Lastly, these findings raise the question of whether glycans could have active catalytic roles also in natural settings, like proteins and some RNAs66. For example, it was recently reported that cation–π interactions could modulate the reactivity of selected Trp in proteins62. We speculate that carbohydrate–aromatic interactions could have similar effects and (dis)favour selective protein modifications. Similarly, natural glycans carry numerous ionic groups that might engage in interactions with a substrate and tune its reactivity, opening up new perspectives in the glycosciences.
Methods
Synthesis
The oligosaccharides were prepared using a home-built synthesizer designed at the Max Planck Institute of Colloids and Interface68. All details concerning BB synthesis, AGA modules and post-AGA manipulations can be found in Supplementary Information sections 2 and 3.
MD simulations
For all simulations, the modified version GLYCAM06 force field was used69. Initial conformations for single-hairpin simulations were constructed with the Glycam Carbohydrate builder and tleap (https://glycam.org/). Both compounds with a free reducing end were modelled as β anomers. The topology was subsequently converted using the Python script acpype. Both simulations were performed in water as solvent using TIP5P as the water model70. The simulation time for the single-molecule experiments was 500 ns. Bonds involving hydrogens were constrained using the LINear Constraint Solver (LINCS) to allow a 2 fs timestep.
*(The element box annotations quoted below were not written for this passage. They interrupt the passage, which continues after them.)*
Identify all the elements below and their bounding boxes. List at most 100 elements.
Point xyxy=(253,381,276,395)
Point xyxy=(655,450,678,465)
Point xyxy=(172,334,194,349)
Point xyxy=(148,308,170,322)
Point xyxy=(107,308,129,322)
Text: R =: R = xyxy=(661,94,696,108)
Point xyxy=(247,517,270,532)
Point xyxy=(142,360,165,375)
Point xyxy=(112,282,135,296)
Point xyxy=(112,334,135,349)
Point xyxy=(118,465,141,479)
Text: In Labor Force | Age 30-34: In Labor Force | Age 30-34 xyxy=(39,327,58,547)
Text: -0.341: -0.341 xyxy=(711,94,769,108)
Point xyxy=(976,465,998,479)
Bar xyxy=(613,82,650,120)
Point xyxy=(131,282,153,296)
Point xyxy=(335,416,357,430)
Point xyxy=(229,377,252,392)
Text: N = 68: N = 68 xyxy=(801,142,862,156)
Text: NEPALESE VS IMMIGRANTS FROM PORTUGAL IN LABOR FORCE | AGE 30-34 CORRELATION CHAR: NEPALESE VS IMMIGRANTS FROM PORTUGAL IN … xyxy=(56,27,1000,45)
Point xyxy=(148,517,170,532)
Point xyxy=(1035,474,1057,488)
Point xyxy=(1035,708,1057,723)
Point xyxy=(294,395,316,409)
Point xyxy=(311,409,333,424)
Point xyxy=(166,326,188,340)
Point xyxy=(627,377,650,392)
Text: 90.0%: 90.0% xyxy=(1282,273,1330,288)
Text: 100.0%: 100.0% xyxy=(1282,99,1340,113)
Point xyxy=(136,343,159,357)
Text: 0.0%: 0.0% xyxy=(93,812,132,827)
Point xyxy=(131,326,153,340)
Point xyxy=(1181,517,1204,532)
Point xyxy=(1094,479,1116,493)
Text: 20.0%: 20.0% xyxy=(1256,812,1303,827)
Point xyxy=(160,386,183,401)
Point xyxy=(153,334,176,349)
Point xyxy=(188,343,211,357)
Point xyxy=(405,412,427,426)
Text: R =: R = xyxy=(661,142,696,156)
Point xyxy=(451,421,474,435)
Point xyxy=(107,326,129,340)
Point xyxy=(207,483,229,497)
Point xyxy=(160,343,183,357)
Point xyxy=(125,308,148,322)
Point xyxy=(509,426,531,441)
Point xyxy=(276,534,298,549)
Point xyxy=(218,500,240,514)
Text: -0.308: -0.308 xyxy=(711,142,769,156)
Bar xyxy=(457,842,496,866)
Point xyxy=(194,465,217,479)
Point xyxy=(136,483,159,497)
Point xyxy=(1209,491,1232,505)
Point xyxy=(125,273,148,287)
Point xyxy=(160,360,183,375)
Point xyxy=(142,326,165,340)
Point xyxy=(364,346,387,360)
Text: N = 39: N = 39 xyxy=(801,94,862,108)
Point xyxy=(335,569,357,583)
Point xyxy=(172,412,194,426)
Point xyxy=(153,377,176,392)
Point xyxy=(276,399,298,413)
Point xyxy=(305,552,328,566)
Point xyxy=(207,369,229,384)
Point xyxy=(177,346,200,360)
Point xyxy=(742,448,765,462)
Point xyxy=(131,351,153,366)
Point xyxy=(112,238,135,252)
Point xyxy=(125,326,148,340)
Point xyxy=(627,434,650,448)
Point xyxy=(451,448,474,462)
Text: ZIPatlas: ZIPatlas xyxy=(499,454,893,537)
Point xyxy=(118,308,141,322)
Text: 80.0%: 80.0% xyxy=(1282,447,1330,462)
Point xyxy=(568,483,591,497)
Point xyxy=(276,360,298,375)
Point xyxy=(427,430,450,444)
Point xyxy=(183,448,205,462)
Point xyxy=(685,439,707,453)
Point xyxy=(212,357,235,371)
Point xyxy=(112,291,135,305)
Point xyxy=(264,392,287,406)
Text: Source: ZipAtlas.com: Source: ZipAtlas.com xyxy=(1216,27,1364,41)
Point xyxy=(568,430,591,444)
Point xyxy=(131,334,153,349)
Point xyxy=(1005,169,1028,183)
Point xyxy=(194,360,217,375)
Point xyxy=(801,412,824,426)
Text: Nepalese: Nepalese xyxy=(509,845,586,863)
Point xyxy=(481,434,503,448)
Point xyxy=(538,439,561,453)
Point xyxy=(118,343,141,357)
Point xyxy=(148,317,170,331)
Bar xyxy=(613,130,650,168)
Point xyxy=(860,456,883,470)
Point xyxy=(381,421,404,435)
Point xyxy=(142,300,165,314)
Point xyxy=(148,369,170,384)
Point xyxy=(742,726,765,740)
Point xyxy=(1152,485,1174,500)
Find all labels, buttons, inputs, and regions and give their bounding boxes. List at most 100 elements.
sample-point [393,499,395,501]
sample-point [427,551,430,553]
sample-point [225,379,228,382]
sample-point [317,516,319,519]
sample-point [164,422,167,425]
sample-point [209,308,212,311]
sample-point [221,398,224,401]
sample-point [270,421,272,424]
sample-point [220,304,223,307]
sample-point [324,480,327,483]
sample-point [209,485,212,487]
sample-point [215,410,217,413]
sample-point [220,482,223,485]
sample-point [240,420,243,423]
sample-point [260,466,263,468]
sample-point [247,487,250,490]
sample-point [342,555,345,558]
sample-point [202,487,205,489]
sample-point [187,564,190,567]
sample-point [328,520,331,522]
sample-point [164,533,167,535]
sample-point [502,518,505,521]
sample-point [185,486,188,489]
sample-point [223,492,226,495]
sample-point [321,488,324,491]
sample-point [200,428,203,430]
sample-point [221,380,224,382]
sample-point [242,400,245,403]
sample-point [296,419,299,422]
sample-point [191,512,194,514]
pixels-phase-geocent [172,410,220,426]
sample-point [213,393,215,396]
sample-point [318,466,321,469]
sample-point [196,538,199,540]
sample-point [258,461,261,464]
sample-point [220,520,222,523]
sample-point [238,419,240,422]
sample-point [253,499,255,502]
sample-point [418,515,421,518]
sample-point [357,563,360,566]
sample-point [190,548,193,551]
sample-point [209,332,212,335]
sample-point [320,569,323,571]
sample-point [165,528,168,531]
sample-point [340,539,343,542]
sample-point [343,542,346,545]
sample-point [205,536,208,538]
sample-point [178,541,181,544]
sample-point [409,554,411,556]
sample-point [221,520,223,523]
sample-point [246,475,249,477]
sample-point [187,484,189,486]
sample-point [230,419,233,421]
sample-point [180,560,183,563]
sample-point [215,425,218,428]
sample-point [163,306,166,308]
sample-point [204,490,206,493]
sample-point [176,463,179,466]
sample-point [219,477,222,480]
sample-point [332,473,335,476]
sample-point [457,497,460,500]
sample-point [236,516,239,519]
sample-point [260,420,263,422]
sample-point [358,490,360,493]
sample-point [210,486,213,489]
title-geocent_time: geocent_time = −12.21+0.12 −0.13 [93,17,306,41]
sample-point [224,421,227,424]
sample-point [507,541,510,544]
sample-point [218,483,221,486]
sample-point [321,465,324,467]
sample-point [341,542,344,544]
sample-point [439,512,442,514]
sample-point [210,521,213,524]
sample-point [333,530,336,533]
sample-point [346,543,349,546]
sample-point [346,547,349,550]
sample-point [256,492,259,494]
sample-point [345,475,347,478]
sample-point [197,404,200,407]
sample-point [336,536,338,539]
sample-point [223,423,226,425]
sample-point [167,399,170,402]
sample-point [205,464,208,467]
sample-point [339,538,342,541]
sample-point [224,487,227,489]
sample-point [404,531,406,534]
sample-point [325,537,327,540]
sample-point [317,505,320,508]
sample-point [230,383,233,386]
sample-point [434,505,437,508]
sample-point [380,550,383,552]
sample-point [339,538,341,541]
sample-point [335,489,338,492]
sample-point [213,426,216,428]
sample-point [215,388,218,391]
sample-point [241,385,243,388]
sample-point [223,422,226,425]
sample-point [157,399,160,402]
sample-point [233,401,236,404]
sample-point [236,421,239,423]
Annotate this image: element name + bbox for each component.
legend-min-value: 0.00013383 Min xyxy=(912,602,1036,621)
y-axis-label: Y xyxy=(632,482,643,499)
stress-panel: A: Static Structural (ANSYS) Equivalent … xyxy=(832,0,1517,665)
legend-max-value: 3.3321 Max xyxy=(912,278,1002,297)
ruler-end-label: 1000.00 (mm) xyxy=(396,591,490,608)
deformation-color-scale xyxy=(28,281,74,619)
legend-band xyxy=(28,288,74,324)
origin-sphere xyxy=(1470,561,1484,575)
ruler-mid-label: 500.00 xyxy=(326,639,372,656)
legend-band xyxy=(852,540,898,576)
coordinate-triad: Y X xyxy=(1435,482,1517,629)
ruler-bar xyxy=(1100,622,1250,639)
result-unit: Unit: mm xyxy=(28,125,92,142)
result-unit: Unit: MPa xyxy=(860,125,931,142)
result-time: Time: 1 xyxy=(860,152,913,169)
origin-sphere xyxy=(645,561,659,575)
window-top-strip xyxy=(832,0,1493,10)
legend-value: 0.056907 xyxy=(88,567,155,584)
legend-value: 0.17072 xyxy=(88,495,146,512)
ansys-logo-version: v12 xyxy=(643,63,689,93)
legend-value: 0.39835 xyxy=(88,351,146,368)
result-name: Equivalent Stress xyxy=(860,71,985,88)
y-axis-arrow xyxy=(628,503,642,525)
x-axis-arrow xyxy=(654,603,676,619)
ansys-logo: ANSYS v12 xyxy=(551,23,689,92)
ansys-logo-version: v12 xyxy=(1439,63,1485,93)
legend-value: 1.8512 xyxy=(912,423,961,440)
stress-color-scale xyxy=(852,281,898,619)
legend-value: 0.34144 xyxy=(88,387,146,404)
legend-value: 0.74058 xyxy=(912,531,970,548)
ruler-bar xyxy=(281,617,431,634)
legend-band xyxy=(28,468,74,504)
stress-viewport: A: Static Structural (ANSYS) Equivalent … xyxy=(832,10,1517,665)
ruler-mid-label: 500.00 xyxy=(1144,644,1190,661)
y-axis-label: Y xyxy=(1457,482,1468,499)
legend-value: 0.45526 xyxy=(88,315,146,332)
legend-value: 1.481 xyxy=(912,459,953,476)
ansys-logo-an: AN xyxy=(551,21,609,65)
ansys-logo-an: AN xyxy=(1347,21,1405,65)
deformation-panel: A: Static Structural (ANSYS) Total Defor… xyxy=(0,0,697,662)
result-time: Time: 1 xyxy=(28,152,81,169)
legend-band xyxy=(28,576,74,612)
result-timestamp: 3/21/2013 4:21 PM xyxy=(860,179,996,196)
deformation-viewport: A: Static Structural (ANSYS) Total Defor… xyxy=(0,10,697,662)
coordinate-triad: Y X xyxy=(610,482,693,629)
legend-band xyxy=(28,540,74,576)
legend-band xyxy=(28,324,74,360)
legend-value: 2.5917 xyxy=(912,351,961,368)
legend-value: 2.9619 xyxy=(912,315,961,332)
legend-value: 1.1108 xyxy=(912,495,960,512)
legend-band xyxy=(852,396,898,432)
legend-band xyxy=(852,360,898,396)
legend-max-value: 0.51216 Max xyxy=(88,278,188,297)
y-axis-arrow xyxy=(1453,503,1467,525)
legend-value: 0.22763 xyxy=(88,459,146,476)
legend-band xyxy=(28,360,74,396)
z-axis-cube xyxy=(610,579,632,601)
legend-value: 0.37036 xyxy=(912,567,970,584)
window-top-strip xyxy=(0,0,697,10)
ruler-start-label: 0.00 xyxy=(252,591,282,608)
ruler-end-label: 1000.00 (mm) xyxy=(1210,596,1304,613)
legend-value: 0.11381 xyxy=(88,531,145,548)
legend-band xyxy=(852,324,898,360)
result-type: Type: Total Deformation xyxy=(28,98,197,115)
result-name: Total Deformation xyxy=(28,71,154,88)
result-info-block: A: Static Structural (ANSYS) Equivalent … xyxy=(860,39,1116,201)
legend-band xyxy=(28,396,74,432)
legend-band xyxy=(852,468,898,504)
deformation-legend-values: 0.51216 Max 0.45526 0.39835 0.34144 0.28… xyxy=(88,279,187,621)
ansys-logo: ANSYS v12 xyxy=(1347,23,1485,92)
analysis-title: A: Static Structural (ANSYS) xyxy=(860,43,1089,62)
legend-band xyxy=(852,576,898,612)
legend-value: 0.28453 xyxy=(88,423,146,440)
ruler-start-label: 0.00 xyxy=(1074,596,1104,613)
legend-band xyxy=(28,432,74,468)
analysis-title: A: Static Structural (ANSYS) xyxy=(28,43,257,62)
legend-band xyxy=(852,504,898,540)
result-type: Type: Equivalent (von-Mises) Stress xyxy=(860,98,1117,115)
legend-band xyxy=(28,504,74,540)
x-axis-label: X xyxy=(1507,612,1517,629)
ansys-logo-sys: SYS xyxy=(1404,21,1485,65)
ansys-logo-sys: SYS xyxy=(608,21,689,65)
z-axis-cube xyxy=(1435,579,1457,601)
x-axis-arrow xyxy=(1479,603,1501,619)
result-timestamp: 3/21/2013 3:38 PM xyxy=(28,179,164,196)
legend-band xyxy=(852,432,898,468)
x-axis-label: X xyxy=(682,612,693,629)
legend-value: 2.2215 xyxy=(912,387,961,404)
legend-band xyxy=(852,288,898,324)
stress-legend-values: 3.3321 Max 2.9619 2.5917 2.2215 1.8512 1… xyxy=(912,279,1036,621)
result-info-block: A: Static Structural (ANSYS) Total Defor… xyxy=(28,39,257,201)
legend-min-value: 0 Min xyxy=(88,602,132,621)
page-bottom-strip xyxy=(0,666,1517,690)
Non-bonded interactions were cut off at 1.4 nm, and long-range electrostatics were calculated using the particle mesh Ewald method71. After energy minimization (steepest descent algorithm) and before the production run, the systems were equilibrated at 300 K for 50 ns in a canonical (NVT) ensemble (constant number of particles, volume and temperature) and subsequently at 300 K and 1 bar for 50 ns in an isothermal–isobaric (NPT) ensemble. All MD simulations were performed using Gromacs 5.1.2 (ref. 72). A Nosé–Hoover thermostat73 kept the constant temperature of 303 K constant while a Parrinello–Rahman barostat74 ensured a constant pressure of 1 bar. The analysis was visualized using OriginPro 2021b. Further details on MD simulations are reported in Supplementary Information section 4.3.
NMR analysis
1H, 13C, HSQC, 1D and two-dimensional (2D) TOCSY, 2D ROESY and 2D NOESY NMR spectra were recorded on a Varian 400-MR (400 MHz), Varian 600-NMR (600 MHz) and Bruker Biospin AVANCE700 (700 MHz) spectrometer. Samples were prepared by dissolving lyophilized samples in D2O. Proton resonances of the oligosaccharides were assigned using a combination of 1H, 2D COSY, HSQC, and 1D and 2D TOCSY. Selective 1D TOCSY (HOHAHA, pulse program: seldigpzs) spectra were recorded using different mixing times to assign all the resonances (mixing time d9 is 40, 80, 120, 160, 200, 350 and 450 ms). Two-dimensional TOCSY (pulse program: mlevphpp) spectra were recorded using a mixing time of d9 at 80 ms. Two-dimensional ROESY (pulse program: reosyph.2) and 2D NOESY (pulse program: noesygpphpp) spectra were recorded using different mixing times (mixing time p15 is 200 ms for ROESY and mixing time d8 is 1,000 ms for NOESY). d8 determines the duration of mixing time. It largely depends on the relaxation behavior of the investigated molecule. d9 determines the duration of the spin lock and hence over how many protons the magnetization will be distributed. p15 is the duration of the spin lock and is equal to the mixing time. The full NMR analysis of glycans and CH–π interactions reported in this article can be found in Supplementary Information sections 4.4 and 4.5.